Digital systems did not originally come online in the correct order. They began with execution, then layered security, then law, and then accountability, assuming that legitimacy could be assessed after action occurred. That sequence held only while digital harm was slow, local, and reversible. Once digital action became instantaneous, automated, and global, the order failed. In systems where action itself can cause irreversible effects, legitimacy cannot be downstream. It must precede execution.
Definitions used in this paper
Person
A living human individual. In this framework, the person is the source of PDI and the anchor point for jurisdiction. No institution, device, or account substitutes for the person.
PDI Creation Event
The moment at which PDI first comes into existence. This may occur through interaction, observation, recording, inference, or generation. The creation event is discrete, even if subsequent use is continuous.
Sovereign Ingress
The first lawful registration of a PDI creation event into the system. Ingress records the existence of the event, binds jurisdiction, and establishes the conditions under which the information may be processed. Ingress is not a permission grant; it is a binding act.

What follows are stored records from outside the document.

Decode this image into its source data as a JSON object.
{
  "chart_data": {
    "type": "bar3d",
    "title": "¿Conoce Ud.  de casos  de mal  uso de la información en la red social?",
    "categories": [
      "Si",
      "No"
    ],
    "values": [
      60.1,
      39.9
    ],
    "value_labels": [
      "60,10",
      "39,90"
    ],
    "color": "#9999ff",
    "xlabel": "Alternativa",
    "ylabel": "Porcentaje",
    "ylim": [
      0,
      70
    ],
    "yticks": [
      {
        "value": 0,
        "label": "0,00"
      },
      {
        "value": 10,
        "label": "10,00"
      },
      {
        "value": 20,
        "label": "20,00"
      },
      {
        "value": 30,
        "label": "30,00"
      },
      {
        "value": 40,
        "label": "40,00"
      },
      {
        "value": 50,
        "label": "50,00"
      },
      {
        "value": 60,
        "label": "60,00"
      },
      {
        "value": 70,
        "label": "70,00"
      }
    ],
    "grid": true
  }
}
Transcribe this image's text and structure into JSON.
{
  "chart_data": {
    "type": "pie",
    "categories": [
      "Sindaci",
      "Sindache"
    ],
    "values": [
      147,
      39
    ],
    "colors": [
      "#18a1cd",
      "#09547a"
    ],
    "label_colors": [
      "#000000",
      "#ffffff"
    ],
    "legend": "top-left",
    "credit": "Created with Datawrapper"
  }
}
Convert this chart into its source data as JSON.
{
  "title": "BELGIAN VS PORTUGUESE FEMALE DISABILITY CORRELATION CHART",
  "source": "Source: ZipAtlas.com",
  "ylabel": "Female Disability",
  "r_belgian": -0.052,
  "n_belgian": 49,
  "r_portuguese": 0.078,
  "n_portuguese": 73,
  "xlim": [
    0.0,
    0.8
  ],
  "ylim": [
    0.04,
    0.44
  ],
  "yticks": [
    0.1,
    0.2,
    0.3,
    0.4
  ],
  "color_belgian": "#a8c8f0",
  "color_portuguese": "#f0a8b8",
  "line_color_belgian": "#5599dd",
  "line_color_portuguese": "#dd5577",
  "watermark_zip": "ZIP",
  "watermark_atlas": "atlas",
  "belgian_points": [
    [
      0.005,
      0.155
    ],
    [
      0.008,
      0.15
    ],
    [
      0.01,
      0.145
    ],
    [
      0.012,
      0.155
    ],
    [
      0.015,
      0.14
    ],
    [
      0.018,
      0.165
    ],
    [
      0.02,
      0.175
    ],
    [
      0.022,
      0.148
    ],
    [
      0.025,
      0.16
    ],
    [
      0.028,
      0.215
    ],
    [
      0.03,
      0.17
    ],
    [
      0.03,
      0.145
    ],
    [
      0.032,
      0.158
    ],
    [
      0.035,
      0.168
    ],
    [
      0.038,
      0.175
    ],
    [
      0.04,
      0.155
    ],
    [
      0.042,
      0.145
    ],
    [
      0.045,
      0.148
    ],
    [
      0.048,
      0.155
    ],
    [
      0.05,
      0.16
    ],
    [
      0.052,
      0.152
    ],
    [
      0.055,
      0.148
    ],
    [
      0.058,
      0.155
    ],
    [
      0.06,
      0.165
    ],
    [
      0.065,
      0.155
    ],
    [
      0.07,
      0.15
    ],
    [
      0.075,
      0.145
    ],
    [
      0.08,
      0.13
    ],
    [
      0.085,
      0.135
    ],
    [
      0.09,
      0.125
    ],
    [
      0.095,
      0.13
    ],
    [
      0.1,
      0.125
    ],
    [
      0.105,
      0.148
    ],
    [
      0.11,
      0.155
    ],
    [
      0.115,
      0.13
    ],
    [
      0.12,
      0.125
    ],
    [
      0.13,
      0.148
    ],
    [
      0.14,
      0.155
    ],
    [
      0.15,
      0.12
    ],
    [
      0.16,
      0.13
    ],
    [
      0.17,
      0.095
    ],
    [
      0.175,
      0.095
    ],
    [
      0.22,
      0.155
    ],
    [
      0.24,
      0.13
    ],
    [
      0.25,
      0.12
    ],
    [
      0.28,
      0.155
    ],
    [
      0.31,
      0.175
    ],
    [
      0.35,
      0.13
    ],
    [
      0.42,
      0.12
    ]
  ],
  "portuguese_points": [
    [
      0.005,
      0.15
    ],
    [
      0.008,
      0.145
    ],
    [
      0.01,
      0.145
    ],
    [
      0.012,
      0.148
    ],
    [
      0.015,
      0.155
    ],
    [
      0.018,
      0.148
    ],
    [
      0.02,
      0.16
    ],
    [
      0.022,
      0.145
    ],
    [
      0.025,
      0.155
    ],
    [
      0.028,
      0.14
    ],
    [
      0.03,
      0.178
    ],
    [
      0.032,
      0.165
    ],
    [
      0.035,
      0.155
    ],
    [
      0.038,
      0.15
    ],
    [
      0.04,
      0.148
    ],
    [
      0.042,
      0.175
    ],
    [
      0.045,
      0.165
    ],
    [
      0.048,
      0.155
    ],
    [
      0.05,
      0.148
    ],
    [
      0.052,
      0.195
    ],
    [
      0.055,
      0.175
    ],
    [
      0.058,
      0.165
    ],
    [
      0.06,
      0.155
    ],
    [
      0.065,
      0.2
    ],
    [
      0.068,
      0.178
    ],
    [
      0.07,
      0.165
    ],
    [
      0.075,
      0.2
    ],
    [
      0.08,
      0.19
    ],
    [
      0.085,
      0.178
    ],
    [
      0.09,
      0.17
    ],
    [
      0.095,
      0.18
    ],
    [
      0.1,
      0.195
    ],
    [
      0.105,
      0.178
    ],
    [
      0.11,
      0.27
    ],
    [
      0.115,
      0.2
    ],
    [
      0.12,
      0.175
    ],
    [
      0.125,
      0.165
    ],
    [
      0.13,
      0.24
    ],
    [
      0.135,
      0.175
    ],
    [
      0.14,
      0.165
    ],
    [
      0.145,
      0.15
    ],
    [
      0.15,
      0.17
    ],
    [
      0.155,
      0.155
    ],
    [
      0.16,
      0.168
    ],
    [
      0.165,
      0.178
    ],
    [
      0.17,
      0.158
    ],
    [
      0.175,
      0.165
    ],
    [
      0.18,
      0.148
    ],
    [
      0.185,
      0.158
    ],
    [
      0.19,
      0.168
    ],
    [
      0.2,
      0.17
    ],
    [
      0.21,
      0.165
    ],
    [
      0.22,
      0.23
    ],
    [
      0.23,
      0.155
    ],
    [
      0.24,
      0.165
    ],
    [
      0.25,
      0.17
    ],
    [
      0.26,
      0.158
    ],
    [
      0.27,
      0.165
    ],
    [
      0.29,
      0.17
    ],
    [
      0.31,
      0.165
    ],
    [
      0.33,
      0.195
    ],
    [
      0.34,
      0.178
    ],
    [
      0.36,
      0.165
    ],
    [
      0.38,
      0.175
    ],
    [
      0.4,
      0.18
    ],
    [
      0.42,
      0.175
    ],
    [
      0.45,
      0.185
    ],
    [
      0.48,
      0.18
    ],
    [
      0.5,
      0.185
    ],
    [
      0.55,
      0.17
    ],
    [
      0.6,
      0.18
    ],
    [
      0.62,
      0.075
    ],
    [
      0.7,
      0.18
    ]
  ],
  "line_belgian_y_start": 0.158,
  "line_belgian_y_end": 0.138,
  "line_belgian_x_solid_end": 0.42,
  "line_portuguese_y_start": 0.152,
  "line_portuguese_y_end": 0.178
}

Jurisdiction (Person-Bound)
The legal and operational authority under which Personal Digital Information is governed. In this system, jurisdiction attaches to the person at ingress and does not migrate with infrastructure, storage, or processing location.
Structural explanation
Jurisdiction in this framework is not negotiated, selected, or optimized. It is assigned as a consequence of creation. When PDI comes into existence, it must enter the system through sovereign ingress. At that moment, jurisdiction binds to the person associated with the creation event.
This binding is singular. There is no secondary opportunity to reassign jurisdiction based on where data is stored, which network carries it, or which entity processes it.
Infrastructure participates in ingress but does not control it. Servers, networks, corporate entities, and national borders may be involved in the technical handling of information, but they are explicitly excluded as sources of jurisdictional authority.
Once assigned, jurisdiction persists. It does not drift as information moves, is copied, or is transformed. Subsequent use either occurs under the bound jurisdiction or fails to meet legitimacy requirements.